Epileptic Encephalopathy, Early Infantile, 17

A number sign (#) is used with this entry because early infantile epileptic encephalopathy-17 (EIEE17) is caused by de novo heterozygous mutation in the GNAO1 gene (139311) on chromosome 16q13.

Heterozygous mutation in the GNAO1 gene can also cause neurodevelopmental disorder with involuntary movements (NEDIM; 617493).

Description

Early infantile epileptic encephalopathy-17 is a severe neurologic disorder characterized by onset of intractable seizures in the first weeks or months of life and usually associated with EEG abnormalities. Affected infants have very poor psychomotor development and may have brain abnormalities, such as cerebral atrophy or thin corpus callosum. Some patients may show involuntary movements (summary by Nakamura et al., 2013).

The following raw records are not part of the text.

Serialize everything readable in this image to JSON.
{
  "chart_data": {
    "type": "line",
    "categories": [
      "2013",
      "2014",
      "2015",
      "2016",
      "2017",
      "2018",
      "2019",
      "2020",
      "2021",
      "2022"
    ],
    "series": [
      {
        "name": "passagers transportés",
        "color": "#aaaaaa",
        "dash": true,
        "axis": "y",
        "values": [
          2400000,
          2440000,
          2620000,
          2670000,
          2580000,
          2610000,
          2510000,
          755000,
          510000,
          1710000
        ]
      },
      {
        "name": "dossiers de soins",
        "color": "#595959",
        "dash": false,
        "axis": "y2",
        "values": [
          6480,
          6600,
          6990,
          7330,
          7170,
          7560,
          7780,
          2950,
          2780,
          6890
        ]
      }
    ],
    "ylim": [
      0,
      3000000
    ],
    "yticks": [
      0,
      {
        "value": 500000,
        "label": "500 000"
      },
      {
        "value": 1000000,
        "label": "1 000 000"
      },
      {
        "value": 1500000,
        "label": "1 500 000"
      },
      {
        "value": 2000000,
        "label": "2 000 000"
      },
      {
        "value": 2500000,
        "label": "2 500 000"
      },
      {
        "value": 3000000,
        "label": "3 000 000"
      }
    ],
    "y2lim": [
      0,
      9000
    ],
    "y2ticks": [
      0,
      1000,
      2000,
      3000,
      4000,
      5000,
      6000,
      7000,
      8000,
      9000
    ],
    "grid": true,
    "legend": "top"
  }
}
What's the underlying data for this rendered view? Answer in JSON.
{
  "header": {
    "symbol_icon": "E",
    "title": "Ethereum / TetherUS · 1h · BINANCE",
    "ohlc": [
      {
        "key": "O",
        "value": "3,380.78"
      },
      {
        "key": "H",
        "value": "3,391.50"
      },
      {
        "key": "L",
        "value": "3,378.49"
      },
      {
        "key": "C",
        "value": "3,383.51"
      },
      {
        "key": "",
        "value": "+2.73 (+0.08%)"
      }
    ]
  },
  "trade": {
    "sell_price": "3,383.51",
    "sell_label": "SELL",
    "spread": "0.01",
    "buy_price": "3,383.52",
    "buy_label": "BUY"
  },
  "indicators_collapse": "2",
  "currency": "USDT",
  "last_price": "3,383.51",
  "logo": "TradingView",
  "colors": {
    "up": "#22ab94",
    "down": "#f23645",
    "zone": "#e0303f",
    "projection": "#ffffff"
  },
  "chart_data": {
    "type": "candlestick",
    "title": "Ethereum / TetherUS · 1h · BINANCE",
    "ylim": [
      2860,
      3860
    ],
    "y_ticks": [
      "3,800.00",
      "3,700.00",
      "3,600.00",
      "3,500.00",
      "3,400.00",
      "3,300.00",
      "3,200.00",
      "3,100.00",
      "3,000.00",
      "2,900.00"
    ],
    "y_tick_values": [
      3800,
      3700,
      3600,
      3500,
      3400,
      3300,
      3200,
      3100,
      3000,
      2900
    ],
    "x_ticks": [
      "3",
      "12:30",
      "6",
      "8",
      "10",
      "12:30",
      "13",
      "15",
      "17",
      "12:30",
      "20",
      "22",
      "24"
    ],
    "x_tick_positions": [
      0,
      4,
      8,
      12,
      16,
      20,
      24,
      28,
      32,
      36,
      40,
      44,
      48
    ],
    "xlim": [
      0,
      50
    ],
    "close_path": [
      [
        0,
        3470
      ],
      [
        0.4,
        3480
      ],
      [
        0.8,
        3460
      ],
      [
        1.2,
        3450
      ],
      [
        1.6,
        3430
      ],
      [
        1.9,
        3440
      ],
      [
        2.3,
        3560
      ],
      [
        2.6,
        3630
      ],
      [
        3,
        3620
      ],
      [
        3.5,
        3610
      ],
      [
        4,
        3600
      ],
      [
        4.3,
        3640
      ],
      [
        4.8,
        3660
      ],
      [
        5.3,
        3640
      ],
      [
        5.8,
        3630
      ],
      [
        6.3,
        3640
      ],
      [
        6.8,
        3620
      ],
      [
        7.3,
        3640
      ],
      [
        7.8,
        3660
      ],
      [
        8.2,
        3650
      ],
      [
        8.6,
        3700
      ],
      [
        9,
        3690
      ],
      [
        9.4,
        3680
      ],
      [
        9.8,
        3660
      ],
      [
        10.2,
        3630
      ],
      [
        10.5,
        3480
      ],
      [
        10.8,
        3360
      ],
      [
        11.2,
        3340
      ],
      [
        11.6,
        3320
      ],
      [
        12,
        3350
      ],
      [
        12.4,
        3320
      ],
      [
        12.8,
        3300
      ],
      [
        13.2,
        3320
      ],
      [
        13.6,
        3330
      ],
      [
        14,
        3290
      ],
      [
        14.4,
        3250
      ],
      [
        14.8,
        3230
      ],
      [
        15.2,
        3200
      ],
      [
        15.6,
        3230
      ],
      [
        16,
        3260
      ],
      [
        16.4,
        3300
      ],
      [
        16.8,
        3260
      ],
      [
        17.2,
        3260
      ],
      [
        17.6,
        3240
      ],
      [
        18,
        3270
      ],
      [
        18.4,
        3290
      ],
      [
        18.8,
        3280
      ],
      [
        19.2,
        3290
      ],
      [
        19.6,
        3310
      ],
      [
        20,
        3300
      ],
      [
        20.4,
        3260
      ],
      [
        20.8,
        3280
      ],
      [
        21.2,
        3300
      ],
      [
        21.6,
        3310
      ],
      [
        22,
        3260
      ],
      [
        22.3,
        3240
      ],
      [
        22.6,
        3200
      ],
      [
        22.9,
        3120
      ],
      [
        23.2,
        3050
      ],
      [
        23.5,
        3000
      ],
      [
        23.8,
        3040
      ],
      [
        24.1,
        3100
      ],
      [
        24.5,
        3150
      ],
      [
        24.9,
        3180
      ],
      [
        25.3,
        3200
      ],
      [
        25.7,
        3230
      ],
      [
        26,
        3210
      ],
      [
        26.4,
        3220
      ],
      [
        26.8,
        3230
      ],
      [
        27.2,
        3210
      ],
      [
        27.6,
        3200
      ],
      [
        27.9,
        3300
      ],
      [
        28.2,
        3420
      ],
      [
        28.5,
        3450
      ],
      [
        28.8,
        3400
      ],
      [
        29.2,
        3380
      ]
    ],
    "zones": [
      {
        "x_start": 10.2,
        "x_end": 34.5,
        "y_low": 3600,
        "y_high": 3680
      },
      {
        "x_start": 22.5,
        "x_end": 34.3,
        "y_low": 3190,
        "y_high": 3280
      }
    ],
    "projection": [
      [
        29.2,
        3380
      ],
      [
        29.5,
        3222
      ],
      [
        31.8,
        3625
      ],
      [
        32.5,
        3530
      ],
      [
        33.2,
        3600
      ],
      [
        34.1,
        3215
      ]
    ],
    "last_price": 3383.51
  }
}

For a general phenotypic description and a discussion of genetic heterogeneity of EIEE, see EIEE1 (308350).

Clinical Features

Nakamura et al. (2013) reported 4 unrelated girls with early infantile epileptic encephalopathy. Three patients had onset of intractable tonic seizures in the first weeks of life associated with suppression-burst pattern on EEG; the fourth patient presented with opisthotonic posturing and developmental delay at age 7 months. All had severely delayed psychomotor development, with lack of sitting and no speech; only 1 patient had head control. One child died at age 11 months. EEG studies were consistently abnormal, including hypsarrhythmia and multifocal sharp waves. One patient showed dystonia and another had severe chorea and athetosis. Brain MRI was abnormal in 3 patients, showing cerebral atrophy, delayed myelination, and/or thin corpus callosum.

Saitsu et al. (2016) reported 2 unrelated girls who presented in early infancy with epileptic encephalopathy. They had intractable complex-partial seizures and EEG abnormalities, including multiform discharges, slow-wave bursts, and hypsarrhythmia. They had severe intellectual disability and motor developmental delay. One patient had severe chorea and the other had hand stereotypies. Brain imaging showed progressive cerebral atrophy in both patients, and 1 patient had microcephaly and hypotonia. The patients were severely disabled with little or no eye contact or head control, and inability to sit, walk, or talk.

Molecular Genetics

In 4 unrelated girls with EIEE17, Nakamura et al. (2013) identified 4 different de novo heterozygous mutations in the GNAO1 gene (139311.0001-139311.0004). One of the patients was somatic mosaic for the mutation. The mutations in the first 2 patients were found by whole-exome sequencing, and the mutations in the second 2 patients were found by direct sequencing of the GNAO1 gene in 367 individuals with epileptic encephalopathy. In vitro functional expression studies showed that 3 of the mutations caused impaired protein localization to the plasma membrane, and electrophysiologic analysis showed that 3 of the mutations caused decreased GNAO1-mediated inhibition of calcium currents by norepinephrine compared to wildtype. The findings suggested that aberrant GNAO1 signaling can cause multiple neurodevelopmental phenotypes, including epileptic encephalopathy and involuntary movements.

In 2 unrelated patients with EIEE17, Saitsu et al. (2016) identified de novo heterozygous missense mutations in the GNAO1 gene (see, e.g., 139311.0004).

Animal Model

Kehrl et al. (2014) found that mutant mice heterozygous for a G184S mutation in the Gnao1 gene died in the perinatal period or early in life due to sudden death associated with severe seizures and/or increased frequency of interictal epileptiform discharges. Homozygous mutant mice were essentially nonviable. Heterozygous mice showed enhanced sensitivity to seizure kindling with a GABA antagonist compared to controls. Heterozygous knockout mice, representing a loss of function, did not show such a phenotype, suggesting that the G184S mutation results in a gain of function. Kehrl et al. (2014) noted that several studies have shown that the G184S allele results in a gain of function effect and suggested that EIEE17 may also result from a gain of function mechanism.